Historique du synode diocésain de Cotonou

   Du grec sun (ensemble) et  odos (chemin), le synode diocésain est la réunion des prêtres et des fidèles de l’Eglise particulière, choisis pour «faire route ensemble» et apporter leur concours et expertise à l’évêque diocésain pour le bien de la communauté diocésaine tout entière. Seul l’évêque diocésain peut convoquer un synode diocésain, et non pas quelqu’un qui gouverne le diocèse par intérim.

L’histoire des synodes a commencé au Dahomey, par « un premier synode réuni à Agoué les 16, 17 et 18 janvier

1898 par les soins du Père Hyacintho BRICET, 3e préfet apostolique au Dahomey, dont la juridiction s’étendait jusqu’au Niger inclusivement. Durant ces trois jours, le synode d’Agoué a abordé successivement les problèmes touchant le règlement de vie, l’administration temporelle et spirituelle, le ministère en particulier, les sacrements, les enterrements, le jeûne et l’abstinence, les pouvoirs, quelques règles de conduite pour les missionnaires, les préséances, les testaments, et diverses formules d’abjuration et de profession de foi en fon et en mina, et un indult de Léon XIII autorisant le père BRICET à donner la confirmation en fon et en mina ».
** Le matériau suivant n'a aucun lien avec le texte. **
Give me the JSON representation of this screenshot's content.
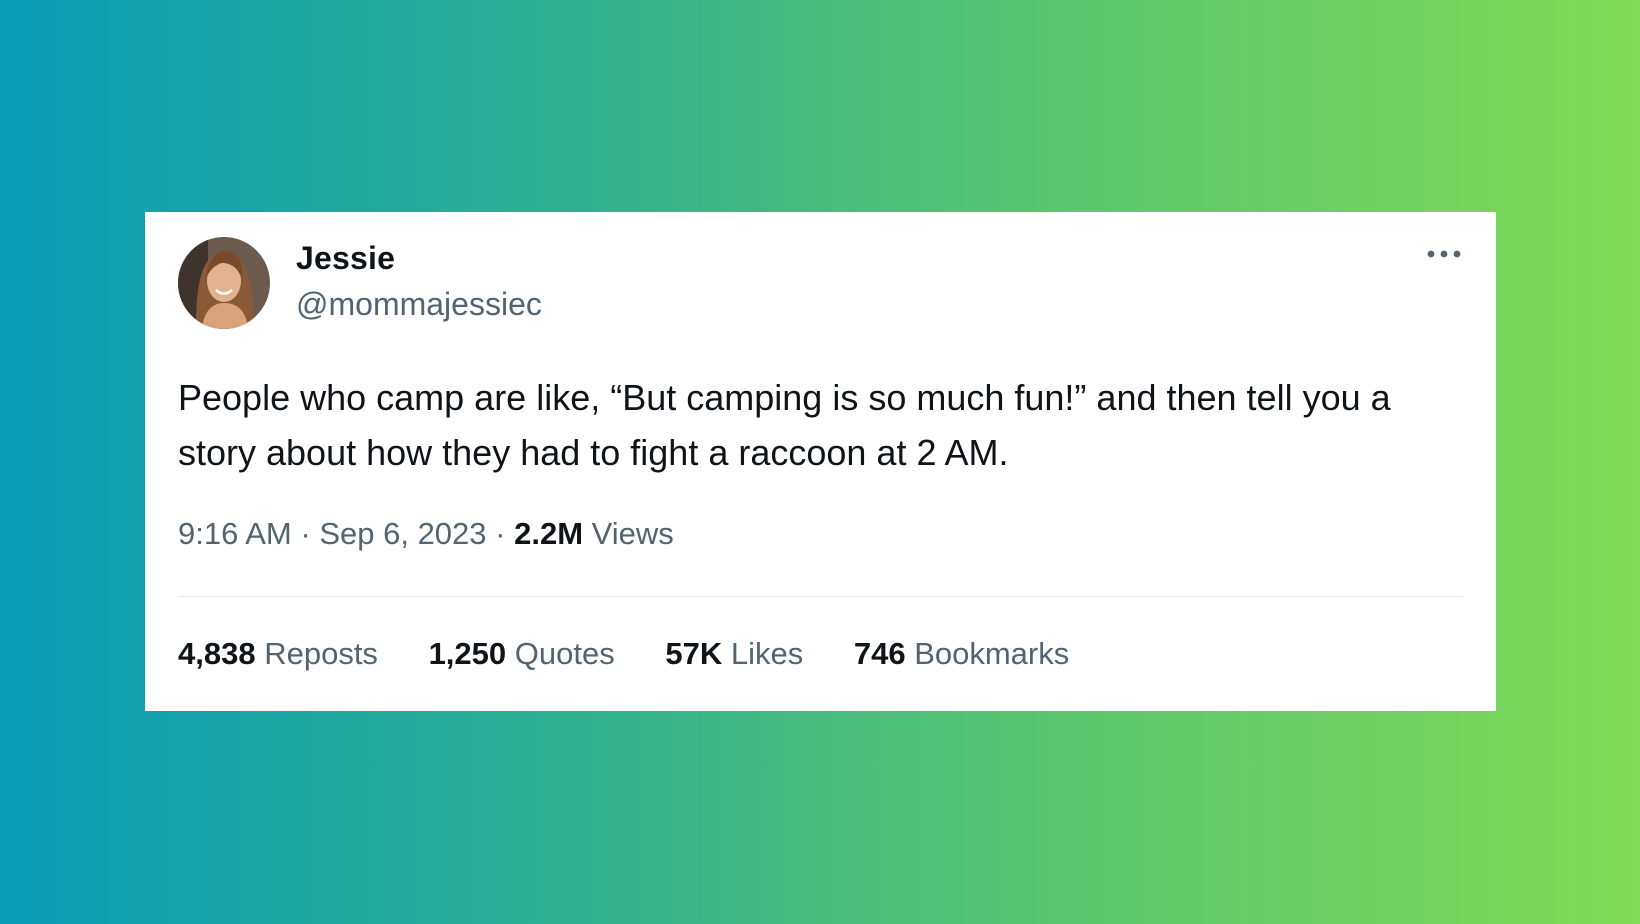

77 ans après, Mgr Christophe ADIMOU, transféré du siège épiscopal de Lokossa pour remplacer Mgr Bernardin GANTIN, sur le siège métropolitain de Cotonou, et prenant à son compte les grandes préoccupations pastorales de ses prédécesseurs (Mgr Louis PARISOT, Mgr Bernardin GANTIN) annonce, le 25 mars 1972, un nouveau synode en ces termes : « Après Vatican II, il n’est plus permis à personne d’entre nous, de vivre tout comme avant, sans nous poser aucun problème. Le but visé par notre synode est essentiellement de nous aider à nous renouveler de l’intérieur pour être plus conformes au Christ dans notre Eglise locale ». Dans l’esprit de la recommandation de Vatican II (Christus Dominus n° 36) et pour le progrès de la foi et le maintien de la discipline ecclésiastique, le prélat reconnaissait dans son mot d’ouverture que « le problème fondamental qui se pose à nous et d’une façon prioritaire, est une question de foi ». Deux thèmes ont été retenus pour la session de janvier : la formation de la foi et le dynamisme de la foi. Comment éclairer et faire grandir la foi en chacun de nous ? Comment vivre notre foi en profondeur ? Comment la communiquer ? La messe d’ouverture du synode a eu lieu à la cathédrale de Cotonou le vendredi 3 janvier 1975 à 19h. L’assemblée synodale est tenue le lendemain dans l’Eglise Saint Michel de Cotonou à 8h30 du matin. Les travaux se sont déroulées à Saint Michel d’abord les 4 et 5 janvier, puis les 11 et 12 janvier 1975, et enfin le dimanche 12 janvier 1975 la messe de clôture à 19h.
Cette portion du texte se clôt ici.